Il a ainsi qualifié de «choquantes» les images de milliers de personnes entrant au siège du Congrès national, au Palais du Planalto et à la Cour suprême à Brasilia après plusieurs mois de mobilisations et de manifestations violentes dues à leur mécontentement face à la victoire dans les urnes de Luiz Inácio Lula da Silva.
«La violence de dimanche a été le point culminant de la déformation soutenue des faits, ainsi que de l’incitation à la violence et à la haine par des acteurs politiques, sociaux et économiques qui ont alimenté une atmosphère de méfiance, de division et de destruction en rejetant le résultat d’élections démocratiques», a-t-il déclaré dans un communiqué.

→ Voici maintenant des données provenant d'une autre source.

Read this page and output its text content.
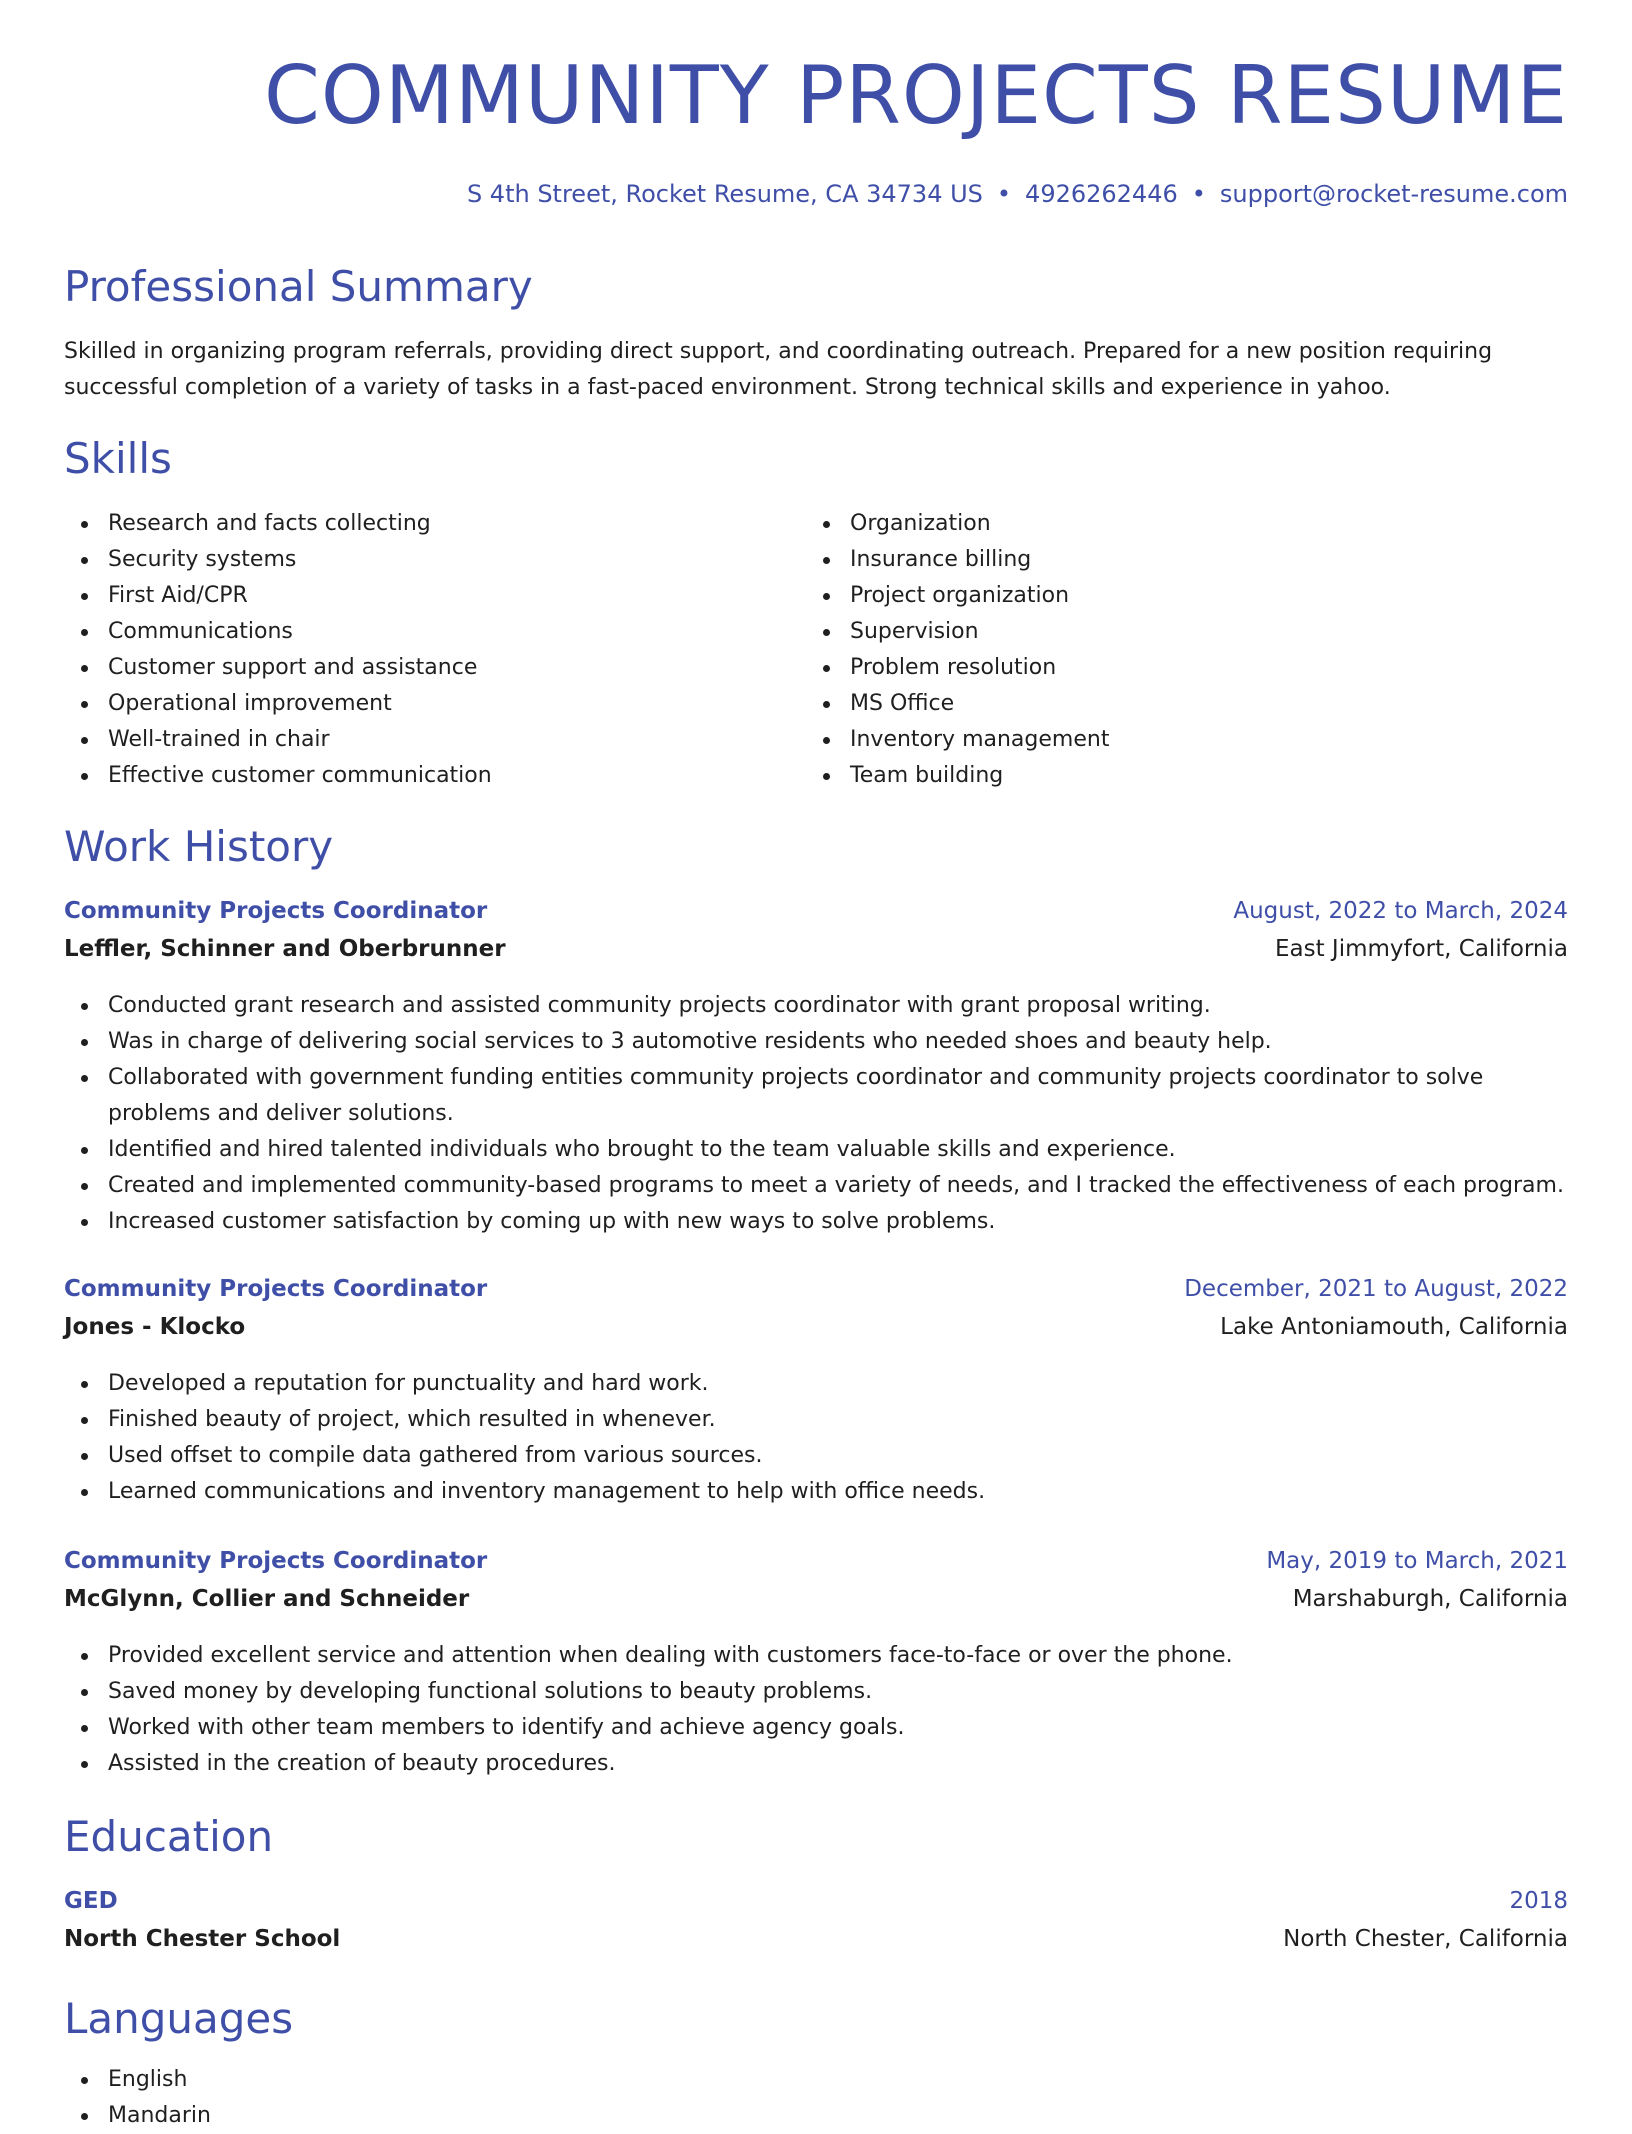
COMMUNITY PROJECTS RESUME
S 4th Street, Rocket Resume, CA 34734 US • 4926262446 • support@rocket-resume.com
Professional Summary

Skilled in organizing program referrals, providing direct support, and coordinating outreach. Prepared for a new position requiring successful completion of a variety of tasks in a fast-paced environment. Strong technical skills and experience in yahoo.

Skills
Research and facts collecting
Security systems
First Aid/CPR
Communications
Customer support and assistance
Operational improvement
Well-trained in chair
Effective customer communication
Organization
Insurance billing
Project organization
Supervision
Problem resolution
MS Office
Inventory management
Team building
Work History
Community Projects Coordinator	August, 2022 to March, 2024
Leffler, Schinner and Oberbrunner	East Jimmyfort, California
Conducted grant research and assisted community projects coordinator with grant proposal writing.
Was in charge of delivering social services to 3 automotive residents who needed shoes and beauty help.
Collaborated with government funding entities community projects coordinator and community projects coordinator to solve problems and deliver solutions.
Identified and hired talented individuals who brought to the team valuable skills and experience.
Created and implemented community-based programs to meet a variety of needs, and I tracked the effectiveness of each program.
Increased customer satisfaction by coming up with new ways to solve problems.
Community Projects Coordinator	December, 2021 to August, 2022
Jones - Klocko	Lake Antoniamouth, California
Developed a reputation for punctuality and hard work.
Finished beauty of project, which resulted in whenever.
Used offset to compile data gathered from various sources.
Learned communications and inventory management to help with office needs.
Community Projects Coordinator	May, 2019 to March, 2021
McGlynn, Collier and Schneider	Marshaburgh, California
Provided excellent service and attention when dealing with customers face-to-face or over the phone.
Saved money by developing functional solutions to beauty problems.
Worked with other team members to identify and achieve agency goals.
Assisted in the creation of beauty procedures.
Education
GED	2018
North Chester School	North Chester, California
Languages
English
Mandarin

Dans ce sens, M. Turk a exprimé que «les accusations infondées de fraude électorale sapent le droit à la participation politique», et a demandé instamment de mettre fin à la «désinformation et à la manipulation» dans ce pays d’Amérique latine.
«J’exhorte les dirigeants de l’ensemble du spectre politique brésilien à coopérer les uns avec les autres pour œuvrer au rétablissement de la confiance dans les institutions démocratiques et à la promotion du dialogue et de la participation du public», a-t-il déclaré, appelant les autorités à mener une enquête «rapide, impartiale, efficace et transparente» sur les violences de dimanche.

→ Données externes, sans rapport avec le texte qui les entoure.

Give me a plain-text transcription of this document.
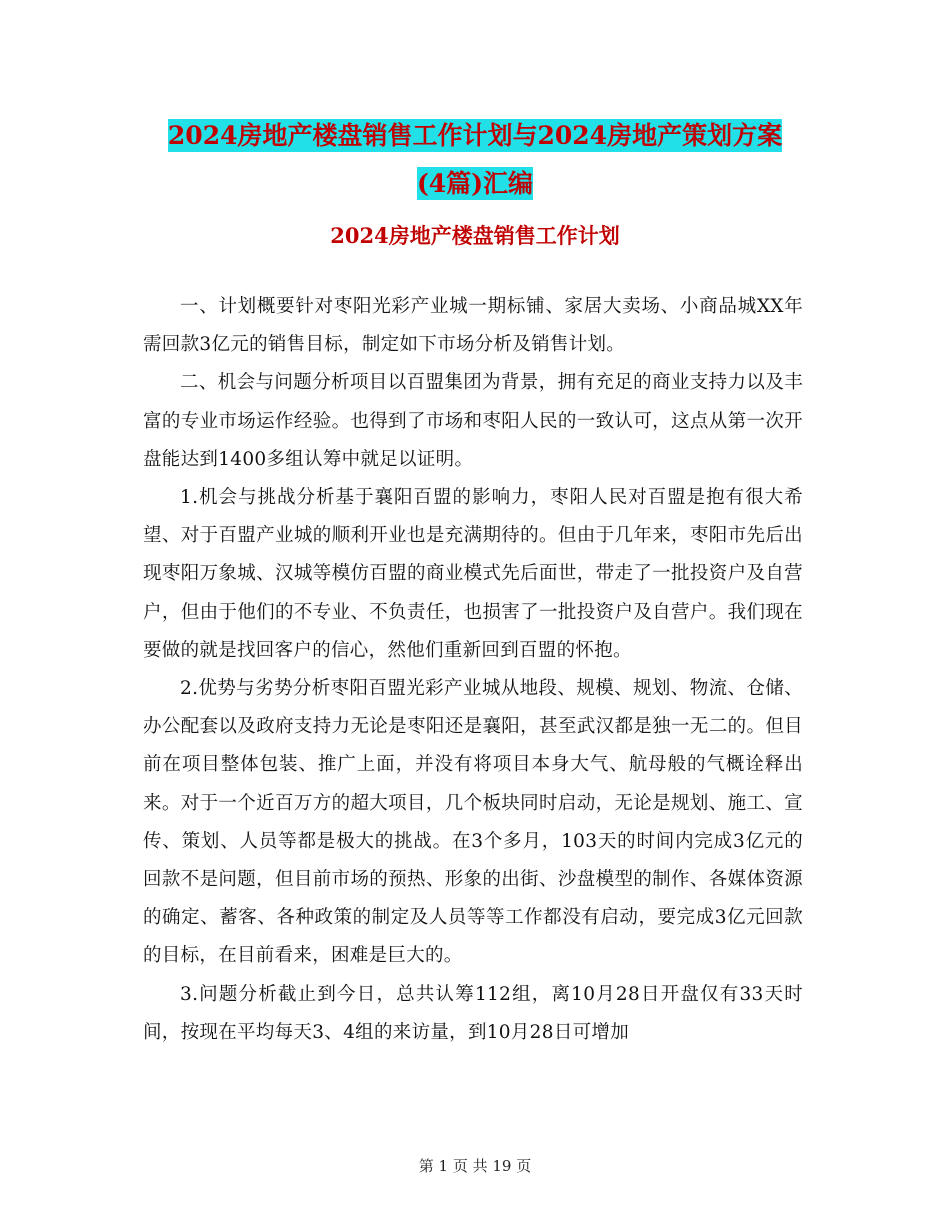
2024房地产楼盘销售工作计划与2024房地产策划方案
(4篇)汇编
2024房地产楼盘销售工作计划

一、计划概要针对枣阳光彩产业城一期标铺、家居大卖场、小商品城XX年需回款3亿元的销售目标，制定如下市场分析及销售计划。

二、机会与问题分析项目以百盟集团为背景，拥有充足的商业支持力以及丰富的专业市场运作经验。也得到了市场和枣阳人民的一致认可，这点从第一次开盘能达到1400多组认筹中就足以证明。

1.机会与挑战分析基于襄阳百盟的影响力，枣阳人民对百盟是抱有很大希望、对于百盟产业城的顺利开业也是充满期待的。但由于几年来，枣阳市先后出现枣阳万象城、汉城等模仿百盟的商业模式先后面世，带走了一批投资户及自营户，但由于他们的不专业、不负责任，也损害了一批投资户及自营户。我们现在要做的就是找回客户的信心，然他们重新回到百盟的怀抱。

2.优势与劣势分析枣阳百盟光彩产业城从地段、规模、规划、物流、仓储、办公配套以及政府支持力无论是枣阳还是襄阳，甚至武汉都是独一无二的。但目前在项目整体包装、推广上面，并没有将项目本身大气、航母般的气概诠释出来。对于一个近百万方的超大项目，几个板块同时启动，无论是规划、施工、宣传、策划、人员等都是极大的挑战。在3个多月，103天的时间内完成3亿元的回款不是问题，但目前市场的预热、形象的出街、沙盘模型的制作、各媒体资源的确定、蓄客、各种政策的制定及人员等等工作都没有启动，要完成3亿元回款的目标，在目前看来，困难是巨大的。

3.问题分析截止到今日，总共认筹112组，离10月28日开盘仅有33天时间，按现在平均每天3、4组的来访量，到10月28日可增加

第 1 页 共 19 页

Après que les partisans ont pénétré dans les principales institutions démocratiques du pays, Lula a décrété l’intervention fédérale de Brasilia pour prendre en charge les pouvoirs de sécurité. Dans un communiqué commun, les trois puissances étatiques agressées ont souligné leur «unité» pour faire face à ce type d’attaque, qu’elles qualifient de «terrorisme» et de «coup d’État».